Results from this pooled analysis showed: at Day 30, 26 percent in the terlipressin group (56/218) needed RRT compared with 42 percent of those on placebo (70/166); at Day 60, 27 percent of the terlipressin group (52/193) required RRT versus 45 percent on placebo (64/143); and at Day 90, 29 percent of surviving patients in the terlipressin group (52/182) needed RRT compared with 45 percent in the placebo group (60/133).

The pooled analysis also showed that RRT-free 90-day survival was higher among patients treated with terlipressin versus placebo in all three trials.
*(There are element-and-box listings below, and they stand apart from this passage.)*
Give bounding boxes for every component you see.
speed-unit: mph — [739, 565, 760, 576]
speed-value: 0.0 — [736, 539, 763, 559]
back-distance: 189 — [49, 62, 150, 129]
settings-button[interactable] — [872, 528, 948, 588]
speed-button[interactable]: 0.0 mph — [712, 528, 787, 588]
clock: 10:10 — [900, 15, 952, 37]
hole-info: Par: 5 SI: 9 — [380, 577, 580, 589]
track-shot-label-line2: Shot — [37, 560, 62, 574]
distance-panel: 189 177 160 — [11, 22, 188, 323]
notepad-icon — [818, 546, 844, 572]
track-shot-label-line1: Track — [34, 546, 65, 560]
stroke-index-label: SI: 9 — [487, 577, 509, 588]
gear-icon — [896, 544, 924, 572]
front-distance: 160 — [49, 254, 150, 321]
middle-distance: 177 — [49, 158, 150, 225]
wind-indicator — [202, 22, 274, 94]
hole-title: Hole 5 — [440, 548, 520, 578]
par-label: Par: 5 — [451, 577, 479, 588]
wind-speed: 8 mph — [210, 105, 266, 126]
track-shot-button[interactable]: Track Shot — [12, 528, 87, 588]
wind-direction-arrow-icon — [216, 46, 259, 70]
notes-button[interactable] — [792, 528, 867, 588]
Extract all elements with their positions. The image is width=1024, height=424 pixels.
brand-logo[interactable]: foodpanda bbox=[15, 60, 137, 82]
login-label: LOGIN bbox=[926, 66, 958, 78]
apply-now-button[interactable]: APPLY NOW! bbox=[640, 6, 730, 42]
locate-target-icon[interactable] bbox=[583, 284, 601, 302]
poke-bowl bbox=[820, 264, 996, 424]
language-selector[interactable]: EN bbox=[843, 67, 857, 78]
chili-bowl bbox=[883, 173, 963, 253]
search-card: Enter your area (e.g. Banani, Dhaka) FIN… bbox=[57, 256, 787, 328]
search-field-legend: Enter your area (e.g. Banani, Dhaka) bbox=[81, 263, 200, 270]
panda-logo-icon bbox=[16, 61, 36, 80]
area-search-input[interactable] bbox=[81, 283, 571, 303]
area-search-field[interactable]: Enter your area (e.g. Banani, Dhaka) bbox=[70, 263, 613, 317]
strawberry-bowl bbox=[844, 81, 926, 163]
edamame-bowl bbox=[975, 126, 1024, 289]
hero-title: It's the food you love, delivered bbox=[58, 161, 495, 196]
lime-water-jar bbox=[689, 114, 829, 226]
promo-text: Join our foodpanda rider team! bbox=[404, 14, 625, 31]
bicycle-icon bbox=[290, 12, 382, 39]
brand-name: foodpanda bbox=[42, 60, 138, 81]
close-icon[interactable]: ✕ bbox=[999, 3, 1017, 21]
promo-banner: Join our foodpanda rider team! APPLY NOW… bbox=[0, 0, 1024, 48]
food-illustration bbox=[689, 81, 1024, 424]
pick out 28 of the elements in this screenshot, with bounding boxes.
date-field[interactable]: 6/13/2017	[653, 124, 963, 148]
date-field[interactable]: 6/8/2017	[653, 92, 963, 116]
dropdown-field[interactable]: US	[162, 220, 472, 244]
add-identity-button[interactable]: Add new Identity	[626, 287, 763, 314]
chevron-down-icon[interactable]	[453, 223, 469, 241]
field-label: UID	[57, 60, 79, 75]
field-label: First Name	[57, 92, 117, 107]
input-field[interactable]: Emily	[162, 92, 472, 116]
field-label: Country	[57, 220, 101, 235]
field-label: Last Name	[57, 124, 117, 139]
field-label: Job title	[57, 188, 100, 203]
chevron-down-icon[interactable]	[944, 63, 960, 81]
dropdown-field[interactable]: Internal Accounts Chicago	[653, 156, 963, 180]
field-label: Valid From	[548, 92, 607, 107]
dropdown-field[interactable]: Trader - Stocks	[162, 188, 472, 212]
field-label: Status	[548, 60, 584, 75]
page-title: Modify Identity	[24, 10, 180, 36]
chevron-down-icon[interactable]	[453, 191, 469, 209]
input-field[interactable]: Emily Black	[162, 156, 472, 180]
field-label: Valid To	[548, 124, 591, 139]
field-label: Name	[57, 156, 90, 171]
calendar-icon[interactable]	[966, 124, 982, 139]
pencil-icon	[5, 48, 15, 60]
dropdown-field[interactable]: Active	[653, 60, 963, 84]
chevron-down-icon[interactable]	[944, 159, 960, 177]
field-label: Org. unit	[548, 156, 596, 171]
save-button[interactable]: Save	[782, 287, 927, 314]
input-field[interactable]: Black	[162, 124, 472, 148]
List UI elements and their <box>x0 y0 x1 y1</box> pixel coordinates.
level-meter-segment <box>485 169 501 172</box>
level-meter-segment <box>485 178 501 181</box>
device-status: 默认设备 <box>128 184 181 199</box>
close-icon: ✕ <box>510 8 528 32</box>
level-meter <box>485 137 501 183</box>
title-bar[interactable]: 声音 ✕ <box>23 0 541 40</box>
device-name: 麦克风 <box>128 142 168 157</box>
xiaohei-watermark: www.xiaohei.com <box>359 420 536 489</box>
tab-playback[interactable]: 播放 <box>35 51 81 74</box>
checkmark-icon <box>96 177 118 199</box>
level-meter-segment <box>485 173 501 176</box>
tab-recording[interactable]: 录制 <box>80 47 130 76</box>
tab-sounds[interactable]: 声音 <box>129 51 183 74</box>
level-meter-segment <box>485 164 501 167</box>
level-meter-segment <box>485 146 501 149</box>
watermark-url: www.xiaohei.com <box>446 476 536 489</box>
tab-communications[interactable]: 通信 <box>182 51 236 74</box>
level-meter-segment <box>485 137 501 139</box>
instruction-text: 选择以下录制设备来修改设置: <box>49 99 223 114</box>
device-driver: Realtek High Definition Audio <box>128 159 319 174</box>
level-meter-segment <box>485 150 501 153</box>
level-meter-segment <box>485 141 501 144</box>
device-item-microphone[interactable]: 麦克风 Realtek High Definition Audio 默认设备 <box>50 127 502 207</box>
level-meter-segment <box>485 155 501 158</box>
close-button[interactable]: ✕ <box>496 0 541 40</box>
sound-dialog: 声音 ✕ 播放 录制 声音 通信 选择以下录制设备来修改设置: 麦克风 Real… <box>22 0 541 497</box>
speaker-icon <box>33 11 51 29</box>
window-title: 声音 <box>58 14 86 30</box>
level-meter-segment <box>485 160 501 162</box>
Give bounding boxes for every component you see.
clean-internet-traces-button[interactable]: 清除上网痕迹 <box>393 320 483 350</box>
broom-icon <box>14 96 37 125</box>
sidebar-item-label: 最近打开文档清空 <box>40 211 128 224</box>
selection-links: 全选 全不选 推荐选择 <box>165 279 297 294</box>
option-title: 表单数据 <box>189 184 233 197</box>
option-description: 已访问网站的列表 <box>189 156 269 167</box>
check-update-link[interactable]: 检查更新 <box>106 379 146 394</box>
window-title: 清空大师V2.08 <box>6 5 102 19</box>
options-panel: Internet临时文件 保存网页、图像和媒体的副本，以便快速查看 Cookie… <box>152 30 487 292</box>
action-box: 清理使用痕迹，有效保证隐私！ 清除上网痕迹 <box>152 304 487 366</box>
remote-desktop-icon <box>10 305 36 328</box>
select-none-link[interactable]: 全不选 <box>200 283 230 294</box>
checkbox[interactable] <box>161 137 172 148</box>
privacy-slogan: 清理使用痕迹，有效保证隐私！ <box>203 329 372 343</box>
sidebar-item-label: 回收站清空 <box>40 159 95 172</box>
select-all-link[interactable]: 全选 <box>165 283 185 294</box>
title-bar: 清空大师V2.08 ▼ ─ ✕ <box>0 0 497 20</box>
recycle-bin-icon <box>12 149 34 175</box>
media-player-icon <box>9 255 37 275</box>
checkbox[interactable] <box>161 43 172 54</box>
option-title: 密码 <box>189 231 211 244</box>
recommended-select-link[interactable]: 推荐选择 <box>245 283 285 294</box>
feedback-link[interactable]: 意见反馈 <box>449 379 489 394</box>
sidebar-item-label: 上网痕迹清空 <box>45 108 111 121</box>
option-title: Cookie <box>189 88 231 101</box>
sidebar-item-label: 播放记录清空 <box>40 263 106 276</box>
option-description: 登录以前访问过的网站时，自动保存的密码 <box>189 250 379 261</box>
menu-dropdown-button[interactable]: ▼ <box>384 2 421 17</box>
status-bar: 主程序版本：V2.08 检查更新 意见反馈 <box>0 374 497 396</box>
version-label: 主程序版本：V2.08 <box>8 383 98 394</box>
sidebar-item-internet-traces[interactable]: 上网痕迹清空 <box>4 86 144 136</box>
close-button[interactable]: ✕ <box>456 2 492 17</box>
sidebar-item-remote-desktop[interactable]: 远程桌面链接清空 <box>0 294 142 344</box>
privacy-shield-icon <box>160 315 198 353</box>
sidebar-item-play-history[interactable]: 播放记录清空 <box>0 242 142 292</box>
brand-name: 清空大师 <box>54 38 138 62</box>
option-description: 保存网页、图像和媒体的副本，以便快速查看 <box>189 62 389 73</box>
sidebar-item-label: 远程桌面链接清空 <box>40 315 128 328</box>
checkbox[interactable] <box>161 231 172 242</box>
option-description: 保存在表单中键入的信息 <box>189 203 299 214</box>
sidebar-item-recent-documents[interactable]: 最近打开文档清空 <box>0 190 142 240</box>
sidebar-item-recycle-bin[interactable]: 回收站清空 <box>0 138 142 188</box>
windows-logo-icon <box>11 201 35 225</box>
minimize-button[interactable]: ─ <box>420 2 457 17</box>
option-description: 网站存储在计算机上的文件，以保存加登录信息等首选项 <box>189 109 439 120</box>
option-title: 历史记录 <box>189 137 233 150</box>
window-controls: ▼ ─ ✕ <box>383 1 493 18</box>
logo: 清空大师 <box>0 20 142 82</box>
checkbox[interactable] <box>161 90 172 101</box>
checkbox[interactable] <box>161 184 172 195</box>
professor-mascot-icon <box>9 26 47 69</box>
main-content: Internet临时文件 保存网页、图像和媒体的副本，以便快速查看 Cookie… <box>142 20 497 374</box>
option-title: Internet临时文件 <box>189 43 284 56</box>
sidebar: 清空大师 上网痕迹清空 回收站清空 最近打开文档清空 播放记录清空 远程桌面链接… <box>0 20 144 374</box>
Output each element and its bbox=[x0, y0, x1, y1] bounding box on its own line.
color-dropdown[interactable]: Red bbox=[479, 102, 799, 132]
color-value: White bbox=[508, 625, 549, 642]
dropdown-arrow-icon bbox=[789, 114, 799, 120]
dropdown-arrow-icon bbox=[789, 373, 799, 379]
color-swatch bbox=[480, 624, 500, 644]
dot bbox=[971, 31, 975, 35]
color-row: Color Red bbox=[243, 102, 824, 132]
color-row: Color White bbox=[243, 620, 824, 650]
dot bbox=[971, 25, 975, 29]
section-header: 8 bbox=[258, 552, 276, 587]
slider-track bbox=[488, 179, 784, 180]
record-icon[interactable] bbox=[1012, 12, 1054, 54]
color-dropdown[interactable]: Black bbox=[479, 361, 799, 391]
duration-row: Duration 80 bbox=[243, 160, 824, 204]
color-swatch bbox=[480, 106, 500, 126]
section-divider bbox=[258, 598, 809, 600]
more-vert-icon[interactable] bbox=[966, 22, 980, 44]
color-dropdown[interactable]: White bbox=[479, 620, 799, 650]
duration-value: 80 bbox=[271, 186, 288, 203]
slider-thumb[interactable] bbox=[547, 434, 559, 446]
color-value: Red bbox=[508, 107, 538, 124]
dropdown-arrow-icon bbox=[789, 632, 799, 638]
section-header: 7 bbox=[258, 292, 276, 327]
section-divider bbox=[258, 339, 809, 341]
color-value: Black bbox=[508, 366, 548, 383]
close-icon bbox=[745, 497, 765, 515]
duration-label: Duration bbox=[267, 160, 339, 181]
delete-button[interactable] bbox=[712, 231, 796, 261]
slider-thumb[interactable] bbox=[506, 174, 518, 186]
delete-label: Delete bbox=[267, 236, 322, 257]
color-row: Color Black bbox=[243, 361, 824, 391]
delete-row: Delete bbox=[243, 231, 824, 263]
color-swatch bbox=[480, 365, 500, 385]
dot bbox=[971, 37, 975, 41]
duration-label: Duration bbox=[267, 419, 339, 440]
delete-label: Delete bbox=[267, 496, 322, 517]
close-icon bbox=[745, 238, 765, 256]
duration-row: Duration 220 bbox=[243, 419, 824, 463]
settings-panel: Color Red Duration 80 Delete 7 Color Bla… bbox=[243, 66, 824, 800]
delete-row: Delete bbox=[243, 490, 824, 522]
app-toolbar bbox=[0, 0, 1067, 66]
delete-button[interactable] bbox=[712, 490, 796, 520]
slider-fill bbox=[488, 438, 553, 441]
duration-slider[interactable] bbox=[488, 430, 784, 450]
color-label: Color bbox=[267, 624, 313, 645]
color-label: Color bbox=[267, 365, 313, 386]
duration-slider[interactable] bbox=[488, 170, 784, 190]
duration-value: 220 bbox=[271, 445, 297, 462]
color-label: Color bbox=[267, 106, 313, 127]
The pooled RRT-free survival rate for patients treated with terlipressin was 37 percent (130/352) versus 29 percent in the placebo group (73/256) across the three trials (p=0.03).

“The findings presented from the post-hoc and pooled analyses support the positive results of the Phase 3 CONFIRM trial among HRS-1 patients, showing the potential for terlipressin to help patients reduce the need for renal replacement therapy and improve RRT-free survival,” said presenting author Juan Carlos Q. Velez, MD, chair of nephrology at Ochsner Health System, New Orleans, La. “These findings add to the breadth of existing knowledge and data of terlipressin, which has been extensively studied around the world for decades, and are important as HRS-1 is typically fatal and marked by rapid decline within three months if left untreated.”